Dan (I called you UR so people would know which post I was responding to) —
Basically, I think the Krugmans of the world are looking at things like low capacity utilization, low velocity, etc, and assuming that purchasing power cannot decline. This conclusion rests on the assumption that foreigners will continue to lend us simply vast amounts of money, despite the fact that we are so deeply in debt that there really isn’t a credible and politically feasible way to pay it off in real terms. I just disagree with this conclusion because the math doesn’t add up. Neither the USD nor Treasuries are a viable store of value; I just think it’s a matter of time before the world realizes that.

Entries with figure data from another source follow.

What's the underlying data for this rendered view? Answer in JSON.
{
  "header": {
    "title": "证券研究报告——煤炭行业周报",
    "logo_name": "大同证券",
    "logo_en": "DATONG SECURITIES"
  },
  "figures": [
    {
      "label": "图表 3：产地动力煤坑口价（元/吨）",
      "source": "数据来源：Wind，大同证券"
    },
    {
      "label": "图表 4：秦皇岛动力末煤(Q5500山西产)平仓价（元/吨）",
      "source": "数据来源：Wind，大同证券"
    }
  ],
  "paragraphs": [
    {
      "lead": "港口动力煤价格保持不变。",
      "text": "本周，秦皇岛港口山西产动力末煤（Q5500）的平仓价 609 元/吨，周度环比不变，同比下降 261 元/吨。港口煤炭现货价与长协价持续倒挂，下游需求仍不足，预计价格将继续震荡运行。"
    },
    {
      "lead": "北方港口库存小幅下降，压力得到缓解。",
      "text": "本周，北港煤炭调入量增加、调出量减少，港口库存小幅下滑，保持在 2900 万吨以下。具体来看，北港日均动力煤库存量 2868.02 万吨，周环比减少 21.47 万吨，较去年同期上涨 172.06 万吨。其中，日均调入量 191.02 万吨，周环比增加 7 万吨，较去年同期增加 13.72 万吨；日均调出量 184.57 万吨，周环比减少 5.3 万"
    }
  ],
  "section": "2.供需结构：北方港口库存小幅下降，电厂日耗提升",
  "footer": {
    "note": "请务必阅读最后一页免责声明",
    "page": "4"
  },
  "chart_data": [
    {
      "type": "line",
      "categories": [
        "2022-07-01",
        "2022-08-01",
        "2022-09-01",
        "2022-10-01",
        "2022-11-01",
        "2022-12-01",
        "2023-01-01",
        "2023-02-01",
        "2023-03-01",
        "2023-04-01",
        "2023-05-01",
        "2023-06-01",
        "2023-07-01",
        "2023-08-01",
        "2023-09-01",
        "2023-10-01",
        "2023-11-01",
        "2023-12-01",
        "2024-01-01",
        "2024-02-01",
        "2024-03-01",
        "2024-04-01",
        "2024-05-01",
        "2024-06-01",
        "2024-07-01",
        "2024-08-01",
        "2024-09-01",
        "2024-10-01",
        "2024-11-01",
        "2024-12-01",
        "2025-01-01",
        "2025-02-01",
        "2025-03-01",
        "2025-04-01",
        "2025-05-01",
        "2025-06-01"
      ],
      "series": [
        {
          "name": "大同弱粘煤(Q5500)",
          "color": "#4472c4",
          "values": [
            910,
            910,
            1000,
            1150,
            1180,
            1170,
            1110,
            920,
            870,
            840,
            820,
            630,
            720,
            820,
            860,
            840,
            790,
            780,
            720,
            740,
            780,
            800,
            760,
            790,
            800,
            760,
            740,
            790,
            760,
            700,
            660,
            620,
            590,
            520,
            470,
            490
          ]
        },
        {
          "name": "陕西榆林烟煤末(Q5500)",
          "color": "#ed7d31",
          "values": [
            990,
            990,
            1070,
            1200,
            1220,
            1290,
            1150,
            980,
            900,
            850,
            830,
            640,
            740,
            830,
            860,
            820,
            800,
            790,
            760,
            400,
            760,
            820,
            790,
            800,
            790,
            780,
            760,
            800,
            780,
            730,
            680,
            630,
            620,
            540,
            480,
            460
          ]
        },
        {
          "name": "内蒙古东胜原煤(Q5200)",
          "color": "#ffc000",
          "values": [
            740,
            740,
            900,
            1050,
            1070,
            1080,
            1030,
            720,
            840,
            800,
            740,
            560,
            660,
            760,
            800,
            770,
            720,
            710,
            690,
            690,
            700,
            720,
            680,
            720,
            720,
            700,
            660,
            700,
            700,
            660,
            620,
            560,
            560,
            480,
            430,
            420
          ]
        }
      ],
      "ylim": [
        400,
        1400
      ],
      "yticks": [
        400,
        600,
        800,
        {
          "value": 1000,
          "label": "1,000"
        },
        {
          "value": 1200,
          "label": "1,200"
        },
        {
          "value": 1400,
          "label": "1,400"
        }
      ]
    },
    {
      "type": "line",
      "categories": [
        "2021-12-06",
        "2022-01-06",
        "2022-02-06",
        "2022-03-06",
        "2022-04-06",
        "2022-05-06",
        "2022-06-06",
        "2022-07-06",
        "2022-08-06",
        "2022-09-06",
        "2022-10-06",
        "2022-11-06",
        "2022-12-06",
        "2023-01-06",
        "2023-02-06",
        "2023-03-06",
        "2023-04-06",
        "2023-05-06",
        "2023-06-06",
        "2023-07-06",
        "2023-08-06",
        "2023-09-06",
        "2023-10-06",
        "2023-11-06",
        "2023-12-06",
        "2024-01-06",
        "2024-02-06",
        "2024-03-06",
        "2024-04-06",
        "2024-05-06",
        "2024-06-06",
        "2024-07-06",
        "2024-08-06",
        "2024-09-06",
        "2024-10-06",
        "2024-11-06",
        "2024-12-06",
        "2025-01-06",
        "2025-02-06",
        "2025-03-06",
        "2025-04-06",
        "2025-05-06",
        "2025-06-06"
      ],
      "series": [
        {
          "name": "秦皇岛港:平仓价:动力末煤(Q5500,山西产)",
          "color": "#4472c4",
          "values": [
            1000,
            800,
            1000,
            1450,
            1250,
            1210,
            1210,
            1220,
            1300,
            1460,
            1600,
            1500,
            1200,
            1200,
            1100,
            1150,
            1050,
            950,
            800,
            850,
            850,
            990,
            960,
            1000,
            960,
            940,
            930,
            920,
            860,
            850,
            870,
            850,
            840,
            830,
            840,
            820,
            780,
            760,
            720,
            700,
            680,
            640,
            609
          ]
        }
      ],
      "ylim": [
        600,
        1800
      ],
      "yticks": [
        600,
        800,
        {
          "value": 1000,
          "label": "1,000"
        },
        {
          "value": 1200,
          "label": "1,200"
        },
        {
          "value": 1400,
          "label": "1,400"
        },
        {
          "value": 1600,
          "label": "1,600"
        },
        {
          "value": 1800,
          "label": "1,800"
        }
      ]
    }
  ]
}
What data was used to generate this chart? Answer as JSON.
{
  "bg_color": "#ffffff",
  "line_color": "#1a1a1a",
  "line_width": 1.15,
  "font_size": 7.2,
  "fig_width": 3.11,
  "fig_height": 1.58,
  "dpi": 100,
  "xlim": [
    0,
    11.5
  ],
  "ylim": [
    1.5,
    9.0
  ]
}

I think there is a US funding crisis in the offing (not necessarily imminent, just to be clear about that). The results of a funding crisis would be a weaker dollar (higher import and commodity prices in US$ terms) and higher rates. There is already precedent for the Fed monetizing debt to bring down rates and fill the gap where foreign inflows have not been sufficient to finance our deficit; I think this will increase into any funding crisis, especially if it happens against the backdrop of weak employment. If that were the case, rates might not rise as much, but it would result in an even weaker dollar.
I apologize, I don’t have much time today so I can’t give the response it deserves… hopefully the above at least gives an inkling of where I am coming from.